L’ampiezza del testo rende difficile una trattazione sistematica di tutti i temi toccati. In questa sede cercherò di focalizzare l’attenzione sui principali. Il bel lavoro di Thomas sulla geografia della Macedonia, collocato come terzo contributo del volume, nella prima parte, ma collegato tematicamente alla terza parte del volume, costituisce, a mio avviso, la base di tutto il volume e risulta utilissimo per la piena comprensione del contesto territoriale nel quale operarono i diversi re macedoni. Il territorio, le sue caratteristiche e le sue potenzialità, lo sfruttamento delle risorse minerarie (da parte soprattutto di Filippo II) risultano elementi basilari nello sviluppo della storia della Macedonia in grado di elevarsi da comunità ai margini del mondo greco a potenza in grado con Filippo II di dominare i Greci e con Alessandro di conquistare l’impero persiano. Il contesto geografico introduce i successivi problemi primo tra tutti quello delle fonti: questi temi sono al centro dei lavori di Rhodes (fonti letterarie e testi epigrafici) e Dahmen (fonti numismatiche). Con un’ottica diacronica entrambi offrono un ventaglio assai esaustivo delle evidenze disponibili in relazione alla storia della Macedonia. Se le fonti letterarie, da Erodoto a Tucidide, dagli storici di Alessandro a Polibio, da Diodoro a Strabone, da Plutarco ad Ateneo, unitamente a quelle numismatiche (monete coniate a partire da Alessandro I e fino al governo romano della regione in età repubblicana e imperiale) forniscono indicazioni di rilievo, viceversa più ridotte, seppure importanti, sono le evidenze epigrafiche che permettono comunque, rileva Rhodes (p. 39), “to study the Macedonians from various angles”.

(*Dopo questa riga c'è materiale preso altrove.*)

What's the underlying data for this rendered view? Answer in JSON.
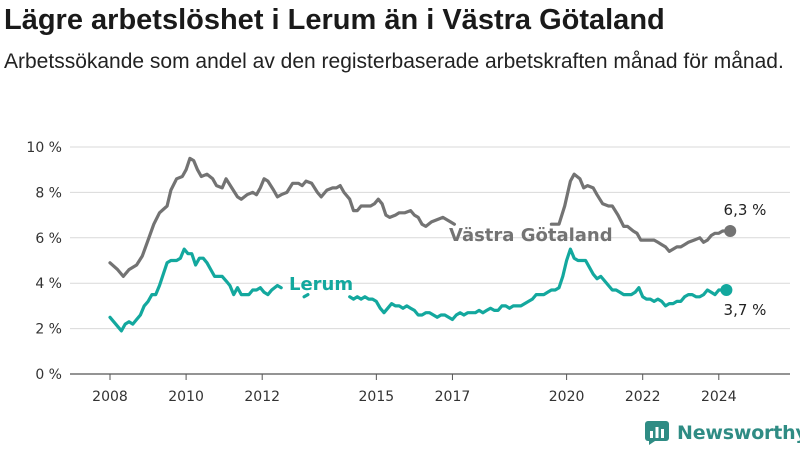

Lo spinoso problema dell’identità dei Macedoni (Greci? Barbari? Barbari governati dalla dinastia greca degli Argeadi?) caratterizza i contributi di Engels e Asirvatham. Un problema, questo, difficile da definire e lontano da una sua soluzione, come giustamente avverte Engels a chiusura del suo lavoro (p. 97), soprattutto per la scarsezza delle fonti e il loro orientamento di parte. Dalla medesima riflessione parte il contributo di Asirvatham, che pone l’attenzione su un dato da sempre spinosissimo: la conoscenza della storia macedone, dalle origini alla conquista romana, per opera di autori greci (e.g. Erodoto e Tucidide), greci ma vicini a Roma (e.g. Polibio), romani (e.g. Curzio Rufo), fonti tarde come Plutarco, Arriano, Ateneo, ma anche fonti persiane ed egiziane. Tutti, sottolinea Asirvatham, anche (o soprattutto) sulla base della loro cultura modellarono molte delle loro annotazioni come, ad esempio, la grecità o la barbaritas dei Macedoni e dei loro re; il giudizio su Alessandro (re o tyrannos spietato?); o, ancora, la qualificazione dei Macedoni presentati il più delle volte come implacabili conquistatori e formidabili soldati.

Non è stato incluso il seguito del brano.